The Privy Council was asked to decide whether the delay in delivering the Supreme Court’s judgment had violated Bain’s right to a fair trial within a reasonable time or compromised the judge’s ability to assess the case. It ruled this week that it would not hear the appeal.
Comments
TalRussell says...
Will it be**The BSD64thousand Question** for keepin' the UK-based Privy Council after delivering more than a slap on wrist. -- Was it more like the situation when Loretta slapped the face of the now rumoured as Pintard's "real" pick to run in Long Island's House-seat. -- Yes?
Posted 25 July 2025, 2:09 p.m. Suggest removal
ThisIsOurs says...
**Anyone found to have moved money from a trust in their care should be legally barred from oversight of any third party fund for 50 years. That is how serious that offence is.** This is one of the biggest issues I have with high office seekers, when caught in these situations, they want to say "sorry" and immediately be given oversight over another large pot of money, the biggest of which is the public treasury. Wise men and women should strongly object.
"*One required him to hold $40,000 in trust for three years with annual interest payments and an option to invest the funds... Ms Rolle alleged that she never received the money owed to her under either agreement*"

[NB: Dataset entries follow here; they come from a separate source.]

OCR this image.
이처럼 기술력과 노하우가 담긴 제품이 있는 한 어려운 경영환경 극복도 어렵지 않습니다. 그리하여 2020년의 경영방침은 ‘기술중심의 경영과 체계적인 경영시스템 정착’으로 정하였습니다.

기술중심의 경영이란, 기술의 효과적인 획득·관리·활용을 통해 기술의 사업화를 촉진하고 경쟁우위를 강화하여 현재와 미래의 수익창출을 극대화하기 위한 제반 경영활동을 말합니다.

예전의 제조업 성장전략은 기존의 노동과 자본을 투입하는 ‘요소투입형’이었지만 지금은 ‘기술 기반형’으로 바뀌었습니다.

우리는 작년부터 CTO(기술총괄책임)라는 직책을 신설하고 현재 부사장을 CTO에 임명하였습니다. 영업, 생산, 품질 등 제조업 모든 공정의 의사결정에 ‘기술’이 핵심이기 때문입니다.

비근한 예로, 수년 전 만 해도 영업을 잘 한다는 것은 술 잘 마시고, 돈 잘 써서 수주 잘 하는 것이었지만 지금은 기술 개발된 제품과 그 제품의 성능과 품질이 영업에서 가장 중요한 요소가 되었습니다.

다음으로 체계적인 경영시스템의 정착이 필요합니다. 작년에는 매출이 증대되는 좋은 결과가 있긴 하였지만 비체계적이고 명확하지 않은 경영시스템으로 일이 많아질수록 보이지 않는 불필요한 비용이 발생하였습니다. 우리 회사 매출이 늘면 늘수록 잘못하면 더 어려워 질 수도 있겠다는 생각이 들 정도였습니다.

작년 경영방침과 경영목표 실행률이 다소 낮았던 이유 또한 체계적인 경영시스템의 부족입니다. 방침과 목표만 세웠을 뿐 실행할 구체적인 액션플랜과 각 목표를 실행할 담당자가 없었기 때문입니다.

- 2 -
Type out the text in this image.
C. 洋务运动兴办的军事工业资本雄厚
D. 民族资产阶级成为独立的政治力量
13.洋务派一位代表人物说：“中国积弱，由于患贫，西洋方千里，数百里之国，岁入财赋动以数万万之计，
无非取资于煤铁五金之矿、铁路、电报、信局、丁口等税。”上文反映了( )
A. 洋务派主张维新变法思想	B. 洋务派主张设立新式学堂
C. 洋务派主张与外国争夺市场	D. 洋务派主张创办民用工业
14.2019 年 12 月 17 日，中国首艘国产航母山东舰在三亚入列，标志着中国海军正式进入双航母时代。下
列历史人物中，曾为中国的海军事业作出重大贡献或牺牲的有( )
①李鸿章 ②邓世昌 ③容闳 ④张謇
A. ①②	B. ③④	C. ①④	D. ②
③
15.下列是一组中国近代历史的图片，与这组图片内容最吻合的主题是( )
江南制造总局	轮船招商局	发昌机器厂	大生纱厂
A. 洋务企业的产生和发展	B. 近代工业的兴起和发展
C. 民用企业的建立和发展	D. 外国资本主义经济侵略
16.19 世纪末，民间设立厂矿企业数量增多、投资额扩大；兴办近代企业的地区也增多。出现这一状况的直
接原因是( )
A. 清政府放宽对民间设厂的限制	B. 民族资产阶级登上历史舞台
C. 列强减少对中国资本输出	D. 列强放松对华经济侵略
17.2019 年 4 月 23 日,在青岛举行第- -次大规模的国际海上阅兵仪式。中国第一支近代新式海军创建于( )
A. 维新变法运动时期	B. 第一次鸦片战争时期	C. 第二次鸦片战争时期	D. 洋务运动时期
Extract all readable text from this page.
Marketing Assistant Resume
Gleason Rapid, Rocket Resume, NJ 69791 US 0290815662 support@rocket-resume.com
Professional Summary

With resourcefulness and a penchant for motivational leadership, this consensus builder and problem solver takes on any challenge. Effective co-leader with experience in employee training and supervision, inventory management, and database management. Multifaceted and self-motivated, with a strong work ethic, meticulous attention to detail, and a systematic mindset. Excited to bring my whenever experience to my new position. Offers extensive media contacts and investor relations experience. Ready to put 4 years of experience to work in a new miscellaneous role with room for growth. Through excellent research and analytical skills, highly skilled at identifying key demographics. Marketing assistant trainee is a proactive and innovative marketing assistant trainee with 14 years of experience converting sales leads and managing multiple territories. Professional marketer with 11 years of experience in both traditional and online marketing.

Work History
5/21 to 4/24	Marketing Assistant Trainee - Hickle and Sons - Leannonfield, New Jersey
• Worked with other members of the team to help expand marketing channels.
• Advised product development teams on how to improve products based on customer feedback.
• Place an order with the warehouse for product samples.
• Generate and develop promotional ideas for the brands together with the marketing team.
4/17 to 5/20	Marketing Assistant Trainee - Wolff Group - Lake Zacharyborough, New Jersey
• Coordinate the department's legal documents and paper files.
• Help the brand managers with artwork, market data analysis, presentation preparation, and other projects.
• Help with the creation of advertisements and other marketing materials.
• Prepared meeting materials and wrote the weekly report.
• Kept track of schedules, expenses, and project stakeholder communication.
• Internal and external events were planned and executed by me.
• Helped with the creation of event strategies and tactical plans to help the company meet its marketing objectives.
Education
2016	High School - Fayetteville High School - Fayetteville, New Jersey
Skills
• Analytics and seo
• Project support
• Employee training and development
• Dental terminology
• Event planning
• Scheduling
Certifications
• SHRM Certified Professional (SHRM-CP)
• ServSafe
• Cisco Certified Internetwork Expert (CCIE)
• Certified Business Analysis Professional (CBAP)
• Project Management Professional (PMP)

"*Mr Bain denied the claims, ...His co-defendant, Keno Symonette, testified that he had forged Mr Bain’s signature at Ms Rolle’s request. However, the trial judge rejected their account and accepted Ms Rolle’s evidence.*"
I noticed the article references an "account" from Mr Bain and Mr Symonette as opposed to "evidence" from Ms Rolle. I wonder if that implies they just said "we paid her" but she brought hard copies akin to correspondences and bank accounts showing repeated inquiries for payment with promises to pay but no transfers. Would be good to know.